L'ombre de l'Iran s'éloigne, Gaza revient au premier plan
En quelques semaines seulement, l'actualité internationale s'était focalisée sur les tensions avec l'Iran, reléguant le conflit à Gaza au second plan. Pourtant, un ultimatum lancé par l'ancien président américain Donald Trump pourrait radicalement changer la donne dans l'enclave palestinienne. Alors que les États-Unis naviguent dans des eaux troubles avec Téhéran, l'administration Trump tente simultanément de préserver le fragile cessez-le-feu à Gaza en exigeant la démilitarisation complète du Hamas.
Un ultimatum diplomatique aux conséquences majeures
Selon des sources diplomatiques exclusives interrogées par Le Monde et le New York Times, le Conseil de la paix – cette organisation internationale créée par Donald Trump pour concurrencer l'Organisation des Nations Unies – a formellement exigé le désarmement du groupe considéré comme terroriste d'ici la fin de la semaine. Le Hamas, au pouvoir à Gaza depuis 2007, se voit également sommé de partager les cartes détaillées de son vaste réseau de tunnels souterrains, véritables artères stratégiques de l'enclave.
La proposition audacieuse a été présentée le mois dernier par Nickolay Mladenov, le représentant bulgare du Conseil de la paix à Gaza. En contrepartie de cette démilitarisation, l'armée israélienne devrait se retirer d'au moins une partie du territoire palestinien et lever ses blocages empêchant l'entrée de l'aide humanitaire vitale. Un document interne du Conseil de la paix révèle que les militants du Hamas bénéficieraient d'une amnistie générale, tandis que des logements temporaires mobiles seraient livrés pour faciliter la transition.
Le Hamas résiste farouchement aux pressions
À l'image des négociations complexes avec l'Iran, aucune issue favorable n'est garantie à Gaza. Pour le moment, le Hamas refuse catégoriquement d'accepter les exigences américaines et israéliennes, qualifiant l'approche de "manière grossière". Dans une déclaration télévisée percutante, Abou Obeida, le porte-parole de l'aile militaire du Hamas, a affirmé que "traiter le dossier des armes de cette manière est un effort scandaleux de l'occupation pour continuer à tuer et exterminer au détriment de notre peuple". Pour lui, le désarmement équivaudrait à une capitulation humiliante.
Face à ce rejet frontal, les adversaires du Hamas ont durci leur discours ces derniers jours. Alors que le Premier ministre israélien Benyamin Netanyahou menace depuis des mois de désarmer le Hamas par la force si nécessaire, Nickolay Mladenov a opté pour des aphorismes cryptiques sur la plateforme X : "Celui qui ne traversera pas la rivière se noiera dans la mer", a posté le diplomate, laissant planer la menace de graves conséquences en cas de refus persistant.
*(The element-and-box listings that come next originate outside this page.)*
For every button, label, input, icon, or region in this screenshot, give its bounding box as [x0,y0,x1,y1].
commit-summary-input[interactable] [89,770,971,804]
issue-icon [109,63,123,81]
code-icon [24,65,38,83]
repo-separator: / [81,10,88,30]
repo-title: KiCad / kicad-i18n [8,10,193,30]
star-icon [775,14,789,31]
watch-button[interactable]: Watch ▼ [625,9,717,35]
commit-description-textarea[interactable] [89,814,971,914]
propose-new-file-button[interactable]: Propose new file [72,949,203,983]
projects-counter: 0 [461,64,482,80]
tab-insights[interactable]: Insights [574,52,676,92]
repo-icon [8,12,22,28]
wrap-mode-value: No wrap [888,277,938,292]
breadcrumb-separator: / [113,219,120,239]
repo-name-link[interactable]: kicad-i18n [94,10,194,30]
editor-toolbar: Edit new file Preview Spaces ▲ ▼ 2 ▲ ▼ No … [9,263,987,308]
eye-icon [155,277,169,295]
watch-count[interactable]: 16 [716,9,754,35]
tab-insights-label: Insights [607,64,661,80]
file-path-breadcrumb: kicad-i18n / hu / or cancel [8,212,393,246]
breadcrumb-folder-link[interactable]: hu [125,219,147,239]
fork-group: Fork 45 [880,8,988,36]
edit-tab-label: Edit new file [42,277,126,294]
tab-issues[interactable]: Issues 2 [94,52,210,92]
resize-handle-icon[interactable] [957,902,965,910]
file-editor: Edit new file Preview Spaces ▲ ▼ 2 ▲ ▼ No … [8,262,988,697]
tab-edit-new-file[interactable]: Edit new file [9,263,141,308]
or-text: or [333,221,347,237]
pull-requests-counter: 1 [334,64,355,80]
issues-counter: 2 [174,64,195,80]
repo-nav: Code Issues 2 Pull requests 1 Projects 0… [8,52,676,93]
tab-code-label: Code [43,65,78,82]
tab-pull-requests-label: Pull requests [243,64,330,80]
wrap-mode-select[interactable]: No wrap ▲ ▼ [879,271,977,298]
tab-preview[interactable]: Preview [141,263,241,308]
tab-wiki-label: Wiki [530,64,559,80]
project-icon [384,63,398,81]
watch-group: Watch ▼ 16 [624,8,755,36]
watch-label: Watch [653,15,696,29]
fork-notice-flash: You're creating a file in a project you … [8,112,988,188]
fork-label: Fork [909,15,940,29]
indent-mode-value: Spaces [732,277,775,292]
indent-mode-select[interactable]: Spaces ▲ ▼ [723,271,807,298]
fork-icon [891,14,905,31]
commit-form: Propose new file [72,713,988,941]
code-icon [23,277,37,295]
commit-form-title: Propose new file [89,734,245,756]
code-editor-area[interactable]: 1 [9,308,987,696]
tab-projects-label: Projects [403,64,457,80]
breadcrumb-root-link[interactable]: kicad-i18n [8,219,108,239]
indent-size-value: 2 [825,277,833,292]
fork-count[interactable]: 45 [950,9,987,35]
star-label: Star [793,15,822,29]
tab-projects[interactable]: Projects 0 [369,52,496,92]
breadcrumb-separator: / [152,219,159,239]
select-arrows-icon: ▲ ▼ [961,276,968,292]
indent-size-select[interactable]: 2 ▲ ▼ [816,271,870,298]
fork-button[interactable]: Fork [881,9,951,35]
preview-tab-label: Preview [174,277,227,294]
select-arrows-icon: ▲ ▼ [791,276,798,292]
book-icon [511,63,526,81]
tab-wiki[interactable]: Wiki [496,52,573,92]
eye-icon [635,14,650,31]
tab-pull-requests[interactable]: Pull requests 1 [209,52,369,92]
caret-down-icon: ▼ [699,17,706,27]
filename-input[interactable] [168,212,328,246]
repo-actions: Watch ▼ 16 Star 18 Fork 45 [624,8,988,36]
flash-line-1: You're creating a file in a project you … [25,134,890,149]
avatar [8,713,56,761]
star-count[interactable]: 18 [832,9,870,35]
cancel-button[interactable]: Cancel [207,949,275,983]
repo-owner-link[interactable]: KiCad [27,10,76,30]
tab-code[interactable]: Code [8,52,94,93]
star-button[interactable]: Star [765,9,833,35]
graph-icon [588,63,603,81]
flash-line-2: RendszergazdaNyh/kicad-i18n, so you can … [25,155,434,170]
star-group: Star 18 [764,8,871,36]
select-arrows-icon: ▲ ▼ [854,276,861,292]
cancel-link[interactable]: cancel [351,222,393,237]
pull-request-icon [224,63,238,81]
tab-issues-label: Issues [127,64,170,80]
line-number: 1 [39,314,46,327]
Un préalable indispensable à la reconstruction
Les négociations sur Gaza se poursuivent au Caire depuis le 31 mars, sous l'égide de pays médiateurs traditionnels comme l'Égypte, le Qatar et la Turquie. Le Hamas n'est cependant pas le seul acteur sous pression. Le groupe armé dénonce vigoureusement le non-respect par Israël du cessez-le-feu signé en octobre, qu'il considère comme un obstacle majeur à tout processus de désarmement.
Selon les autorités gazaouies, l'armée israélienne a tué 715 Palestiniens depuis la signature de l'accord, tandis que le nombre de camions humanitaires autorisés à entrer dans l'enclave reste bien inférieur aux engagements pris. Le Conseil de la paix a confirmé au Hamas qu'il exigerait qu'Israël respecte scrupuleusement ses obligations, exerçant déjà des pressions sur Tel-Aviv pour que l'État hébreu autorise au moins 600 camions ce lundi, selon deux responsables de l'organisation.
Le plan conçu par le Conseil de la paix, structuré en cinq phases sur huit mois, positionne le désarmement du Hamas comme le préalable absolu à toute reconstruction. Lors des dernières réunions au Caire, les négociateurs du Hamas se sont montrés "engagés de manière positive" et "attentifs à la mise en œuvre complète du plan de paix", rapporte Le Monde. Une nuance importante persiste cependant : les positions du mouvement islamiste politique ne coïncident pas nécessairement avec celles de son bras armé, créant une fracture interne potentiellement exploitable.